Clevinger did a lot of things correctly last year, spending a large part of the season in the rotation while posting a 12-6 record and 3.11 ERA in 27 games (21 starts).
But at times, the wild side of him was exposed — 60 walks over 121 2⁄3 innings — leading to big innings for the opposition.
“When he got ahead of guys, he put them away. When he got behind, he paid a price,” manager Terry Francona said of Clevinger, who went a month (six starts) last season without allowing more than two runs, but also surrendered four or more five times. “And there were a few games where, I think it was the Baltimore game, when he walked seven or eight and he pitched around it. That’s really hard to do. But his stuff is tremendous. He competes. He’s not scared.
“Sometimes guys mature at different times, as far as pitching. And I think we feel like there’s a really good pitcher (in there), whether it’s as a starter or reliever.”
Controlling his emotions, staying within himself and throwing strikes has been the toughest part of the equation for Clevinger since he was acquired in a 2014 trade with the Angels for former reliever Vinnie Pestano.
Not surprisingly, it’s a primary focus for him this spring as he competes for one of the final two starting spots. The rotation race includes right-hander Josh Tomlin and left-hander Ryan Merritt, but former All-Star Danny Salazar is not expected to be ready by Opening Day after he experienced soreness in his right shoulder/rotator cuff.

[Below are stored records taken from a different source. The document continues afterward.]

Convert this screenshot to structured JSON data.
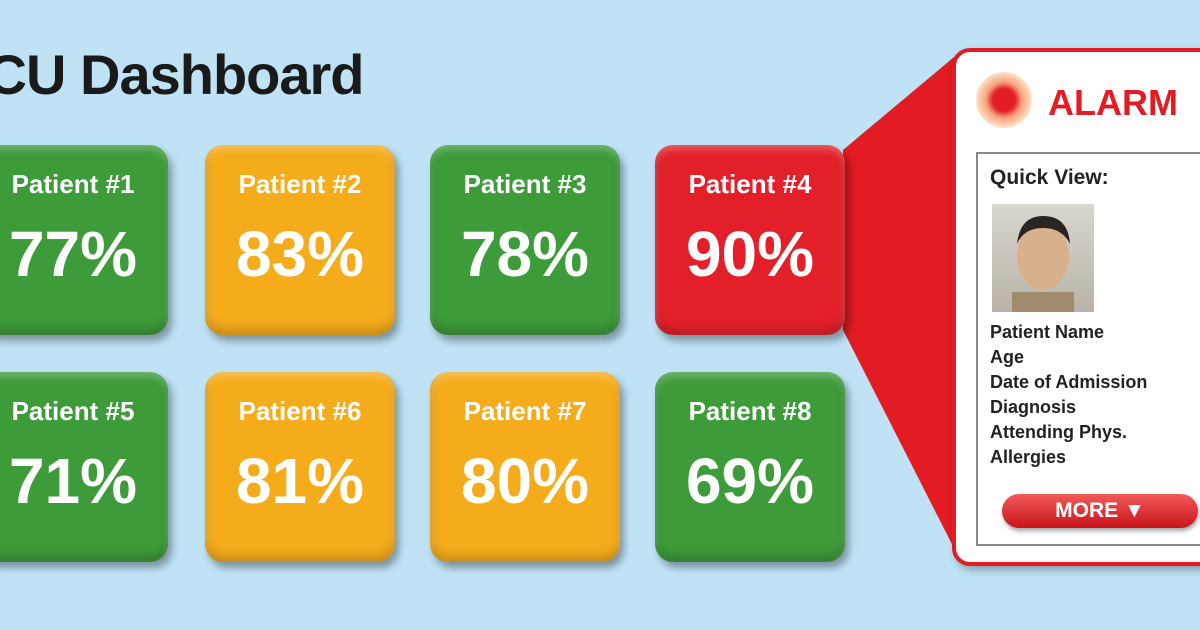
{
  "header": {
    "title": "ICU Dashboard"
  },
  "tiles": [
    {
      "name": "Patient #1",
      "value": "77%",
      "color": "#3d9b3a"
    },
    {
      "name": "Patient #2",
      "value": "83%",
      "color": "#f5ac1b"
    },
    {
      "name": "Patient #3",
      "value": "78%",
      "color": "#3d9b3a"
    },
    {
      "name": "Patient #4",
      "value": "90%",
      "color": "#e3202a"
    },
    {
      "name": "Patient #5",
      "value": "71%",
      "color": "#3d9b3a"
    },
    {
      "name": "Patient #6",
      "value": "81%",
      "color": "#f5ac1b"
    },
    {
      "name": "Patient #7",
      "value": "80%",
      "color": "#f5ac1b"
    },
    {
      "name": "Patient #8",
      "value": "69%",
      "color": "#3d9b3a"
    }
  ],
  "alarm_card": {
    "title": "ALARM",
    "quick_view_title": "Quick View:",
    "fields": [
      "Patient Name",
      "Age",
      "Date of Admission",
      "Diagnosis",
      "Attending Phys.",
      "Allergies"
    ],
    "button": "MORE"
  }
}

“Just (working on) refining the command,” Clevinger said after his outing Friday. “Just to be able to stay on the plate with everything.”
“Yeah, I don’t know that he can really throw easy,” pitching coach Carl Willis said of Clevinger. “It’s hard for a pitcher to pitch easy, but he’s doing his best to stay under control. And we like what comes out of his hand.”
Clevinger wasn’t the only Indians player to make a positive first impression in the spring opener.
Yonder Alonso, who was signed to a two-year, $16 million contract this offseason to replace Carlos Santana at first base, hit a leadoff home run in the second — on the first pitch he saw in a Cleveland uniform — to score the game’s first run. It was a big blast, landing on top of a metal roof over the wall in right field.
“Well, I think anytime you get your first at-bat in your first game going, get it out of the way, I think it’s the hardest one,” Alonso said. “So it felt good to go out there and just be with the guys and get on a roll.”
“Boy, he didn’t mess around, did he?” Francona said of Alonso.
The Indians and Reds joined the rest of major league baseball in wearing Marjory Stoneman Douglas High School caps in honor of the victims of the school shootings in Parkland, Fla. There was a moment of silence for the victims and for Francona’s father, who died Feb. 13 at his home in New Brighton, Pa.
“Like Tito said, the hat’s not going to do the changing, but if it’s going to bring awareness to this issue, that’s what we’re striving to do,” Clevinger said. “But I mean, at the same time, there’s a lot of, I think, destruction going on when events happen like this. Instead of coming together to try to find a way to prevent this or how we can find a reasonable cause to better the situation instead of just tear down someone. Because it’s easy to point out the problem. It’s not easy to point out the solution.”